In 2009, Indian Trails started new construction at the front of the building. Shortly after the referendum's approval, the director who led the effort, Tom Simiele, resigned. His successor, Dave Seleb, left in April 2013 to take a similar job in Oak Park.

In 2013, The Indian Trails Library District Board of Trustees hired Brian Shepard as its new director, effective October 28, 2013.

===2016-2017 Renovation===
In April 2016, the Indian Trails Library's Temporary Site opened at 70 W. Dundee Rd. to serve the public while the main library is closed for the 2016-2017 renovation.
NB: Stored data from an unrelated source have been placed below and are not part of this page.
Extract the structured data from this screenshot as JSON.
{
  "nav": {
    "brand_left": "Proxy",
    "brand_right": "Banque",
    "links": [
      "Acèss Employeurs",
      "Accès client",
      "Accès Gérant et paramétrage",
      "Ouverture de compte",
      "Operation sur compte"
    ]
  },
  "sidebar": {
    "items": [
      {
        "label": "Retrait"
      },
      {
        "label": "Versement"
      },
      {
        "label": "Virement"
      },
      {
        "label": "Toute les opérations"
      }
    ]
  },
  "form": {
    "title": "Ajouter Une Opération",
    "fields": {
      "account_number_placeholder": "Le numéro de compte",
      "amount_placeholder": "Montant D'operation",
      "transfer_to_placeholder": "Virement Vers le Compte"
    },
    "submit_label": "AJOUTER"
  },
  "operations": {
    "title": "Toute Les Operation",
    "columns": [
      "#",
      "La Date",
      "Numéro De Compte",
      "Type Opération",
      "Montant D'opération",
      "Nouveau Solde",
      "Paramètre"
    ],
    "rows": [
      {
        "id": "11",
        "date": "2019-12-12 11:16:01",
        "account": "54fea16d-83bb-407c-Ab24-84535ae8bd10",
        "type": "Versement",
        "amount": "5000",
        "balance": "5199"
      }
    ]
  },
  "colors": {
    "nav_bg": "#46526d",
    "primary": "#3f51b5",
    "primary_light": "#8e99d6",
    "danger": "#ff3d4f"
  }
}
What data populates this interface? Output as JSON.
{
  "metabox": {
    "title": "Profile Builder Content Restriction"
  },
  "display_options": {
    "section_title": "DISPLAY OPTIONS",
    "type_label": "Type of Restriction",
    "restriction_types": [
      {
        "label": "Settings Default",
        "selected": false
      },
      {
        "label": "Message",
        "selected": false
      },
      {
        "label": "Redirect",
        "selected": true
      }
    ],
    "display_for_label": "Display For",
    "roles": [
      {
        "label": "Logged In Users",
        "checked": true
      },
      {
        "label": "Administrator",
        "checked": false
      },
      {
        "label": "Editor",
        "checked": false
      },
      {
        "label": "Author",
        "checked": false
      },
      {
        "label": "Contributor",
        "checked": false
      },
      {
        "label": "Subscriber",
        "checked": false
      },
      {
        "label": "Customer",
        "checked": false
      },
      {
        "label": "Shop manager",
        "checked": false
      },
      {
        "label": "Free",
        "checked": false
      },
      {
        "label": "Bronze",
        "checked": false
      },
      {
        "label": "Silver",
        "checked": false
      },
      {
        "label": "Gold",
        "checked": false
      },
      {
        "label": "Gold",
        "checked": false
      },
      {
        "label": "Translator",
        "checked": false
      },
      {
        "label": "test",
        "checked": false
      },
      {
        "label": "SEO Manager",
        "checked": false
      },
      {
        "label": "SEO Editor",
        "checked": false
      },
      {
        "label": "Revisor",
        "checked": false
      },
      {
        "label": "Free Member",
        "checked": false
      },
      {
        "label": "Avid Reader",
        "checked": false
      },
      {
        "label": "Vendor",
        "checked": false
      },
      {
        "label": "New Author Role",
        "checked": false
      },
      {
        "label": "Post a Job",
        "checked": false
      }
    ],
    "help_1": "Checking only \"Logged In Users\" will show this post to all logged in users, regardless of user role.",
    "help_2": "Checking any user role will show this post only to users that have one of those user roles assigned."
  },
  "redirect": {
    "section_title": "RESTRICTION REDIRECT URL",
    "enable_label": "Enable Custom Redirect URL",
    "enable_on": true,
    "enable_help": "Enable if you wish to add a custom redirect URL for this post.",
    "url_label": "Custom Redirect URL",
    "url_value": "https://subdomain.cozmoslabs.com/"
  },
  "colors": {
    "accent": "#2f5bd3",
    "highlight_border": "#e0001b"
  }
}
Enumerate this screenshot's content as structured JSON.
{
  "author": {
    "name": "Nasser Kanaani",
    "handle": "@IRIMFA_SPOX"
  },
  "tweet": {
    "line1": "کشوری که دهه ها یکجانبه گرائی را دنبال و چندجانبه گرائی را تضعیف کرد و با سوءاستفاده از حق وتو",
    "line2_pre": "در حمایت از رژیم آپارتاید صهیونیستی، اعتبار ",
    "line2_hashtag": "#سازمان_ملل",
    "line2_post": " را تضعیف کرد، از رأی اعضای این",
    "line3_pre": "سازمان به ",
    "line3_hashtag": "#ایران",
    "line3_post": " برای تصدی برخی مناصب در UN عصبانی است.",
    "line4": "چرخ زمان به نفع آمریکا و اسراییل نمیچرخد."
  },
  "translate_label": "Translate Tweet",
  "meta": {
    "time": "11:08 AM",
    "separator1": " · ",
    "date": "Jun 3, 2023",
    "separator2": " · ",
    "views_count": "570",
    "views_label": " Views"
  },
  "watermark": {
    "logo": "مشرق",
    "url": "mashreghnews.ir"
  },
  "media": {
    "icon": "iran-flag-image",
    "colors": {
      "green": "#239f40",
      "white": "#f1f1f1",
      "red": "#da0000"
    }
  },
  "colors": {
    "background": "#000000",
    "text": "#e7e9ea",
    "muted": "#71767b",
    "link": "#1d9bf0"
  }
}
Private study rooms, a computer lab, dedicated English as a Second Language classroom and expanded seating for programs are just four amenities planned for the Indian Trails Public Library when it begins renovations in early 2016. Nearly 15,000 square feet will be added for public use, increasing the size of the building to 61,000 square feet. Renovations are expected to be completed at the main library in April 2017.